By the same token, we default to the ease position in much of the rest of our lives. Instead of taking the time to sit down and talk with a friend, how much easier to exchange a text message. Instead of curling up somewhere quiet and taking a few hours to read a book, with all the subtle involvements of our memory and imagination that implies, how much easier to click on the latest Youtube video, or stream an action movie that requires zero involvement of imagination on our part. (Full disclosure: as a writer of books I am prejudiced in favor of reading.) The advent of increasingly immersive virtual reality serials, in which we will be comprehensively soaked in the exciting and adventurous lives of action heroes and romantic leads, implies a future where getting off the Barcalounger to chase down our own, real-life adventures, of whatever nature, becomes increasingly tiresome.

But, apart from the physical downside, does any of this really sadden us? No science exists to prove that the rise of the ease culture, and the couch potato, has led to a corresponding decrease in personal happiness or fulfillment. However, the circumstantial evidence to that effect is strong.

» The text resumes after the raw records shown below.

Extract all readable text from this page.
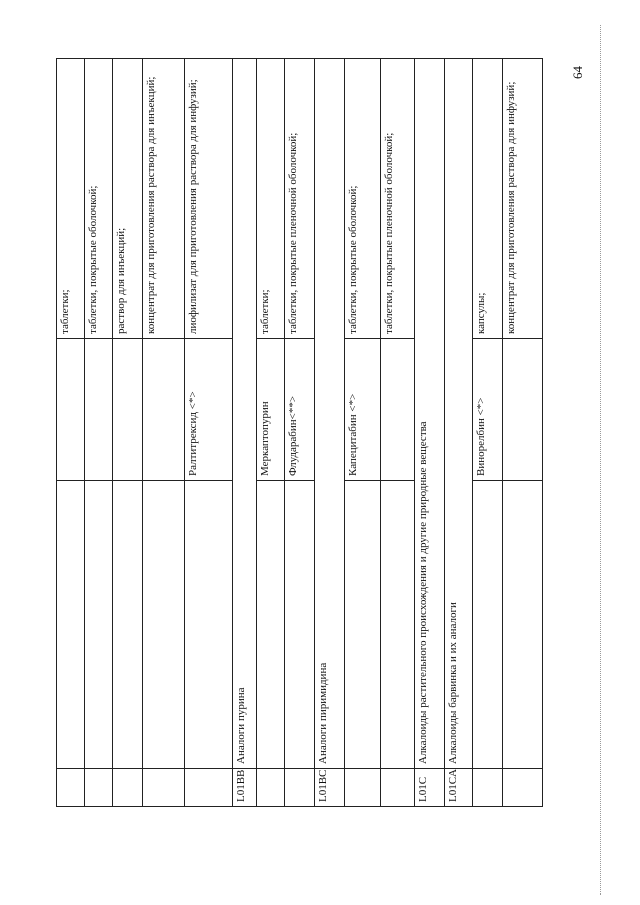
			таблетки;
			таблетки, покрытые оболочкой;
			раствор для инъекций;
			концентрат для приготовления раствора для инъекций;
		Ралтитрексид <*>	лиофилизат для приготовления раствора для инфузий;
L01BB	Аналоги пурина		
		Меркаптопурин	таблетки;
		Флударабин<**>	таблетки, покрытые пленочной оболочкой;
L01BC	Аналоги пиримидина		
		Капецитабин <*>	таблетки, покрытые оболочкой;
			таблетки, покрытые пленочной оболочкой;
L01C	Алкалоиды растительного происхождения и другие природные вещества		
L01CA	Алкалоиды барвинка и их аналоги		
		Винорелбин <*>	капсулы;
			концентрат для приготовления раствора для инфузий;
64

The opioid epidemic Austin Eubanks is fighting is certainly one symptom of societal unhappiness.

The World Happiness Report, generated by a United Nations body, ranks the US as 18th in the general happiness stakes; not a bad showing, perhaps, except that much of survey is weighted toward material factors such as GDP and life expectancy, areas where the US is strong, but which are only indirectly linked to happiness.

The satisfaction that artists (of whatever stripe) experience by working exacting hours, often in rough conditions, while making something beautiful is part of our cultural lore; but anyone who has busted his/her/z's butt at a worthwhile task intuitively understands the connection between the rigors of hard work at a meaningful job and the pleasure to be found in surmounting those rigors. Is it possible that the increasingly insecure, hyper-specialized, often temporary jobs available in the modern "gig economy" simply don't offer the opportunity of finding pleasure in hard work that is complete and fully owned?

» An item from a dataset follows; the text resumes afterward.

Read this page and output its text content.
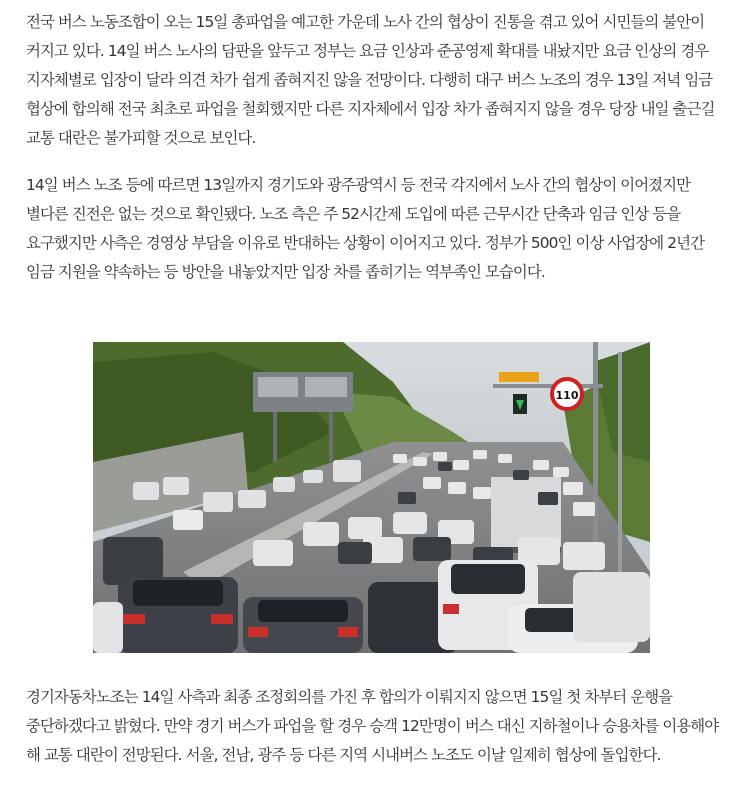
전국 버스 노동조합이 오는 15일 총파업을 예고한 가운데 노사 간의 협상이 진통을 겪고 있어 시민들의 불안이 커지고 있다. 14일 버스 노사의 담판을 앞두고 정부는 요금 인상과 준공영제 확대를 내놨지만 요금 인상의 경우 지자체별로 입장이 달라 의견 차가 쉽게 좁혀지진 않을 전망이다. 다행히 대구 버스 노조의 경우 13일 저녁 임금 협상에 합의해 전국 최초로 파업을 철회했지만 다른 지자체에서 입장 차가 좁혀지지 않을 경우 당장 내일 출근길 교통 대란은 불가피할 것으로 보인다.

14일 버스 노조 등에 따르면 13일까지 경기도와 광주광역시 등 전국 각지에서 노사 간의 협상이 이어졌지만 별다른 진전은 없는 것으로 확인됐다. 노조 측은 주 52시간제 도입에 따른 근무시간 단축과 임금 인상 등을 요구했지만 사측은 경영상 부담을 이유로 반대하는 상황이 이어지고 있다. 정부가 500인 이상 사업장에 2년간 임금 지원을 약속하는 등 방안을 내놓았지만 입장 차를 좁히기는 역부족인 모습이다.

110

경기자동차노조는 14일 사측과 최종 조정회의를 가진 후 합의가 이뤄지지 않으면 15일 첫 차부터 운행을 중단하겠다고 밝혔다. 만약 경기 버스가 파업을 할 경우 승객 12만명이 버스 대신 지하철이나 승용차를 이용해야 해 교통 대란이 전망된다. 서울, 전남, 광주 등 다른 지역 시내버스 노조도 이날 일제히 협상에 돌입한다.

A possible indication of what is lacking in our lives is that the top three spots in the world happiness survey are taken by small Scandinavian countries where, according to Time magazine, people are used to a high degree of personal social involvement--in other words, making an effort to interact directly with other humans, as opposed to sitting on the couch exchanging texts and watching "Game of Thrones."

Finally, one thing is certain: to tackle over-population, climate change, and attendant disruption is going to require very hard work and a downturn in living standards, and a reduction in the overall ease-lifestyle of affluent Westerners. The good news, therefore, is this; if and when we really roll up our sleeves and get down to saving the planet, we may well find ourselves the happier for it.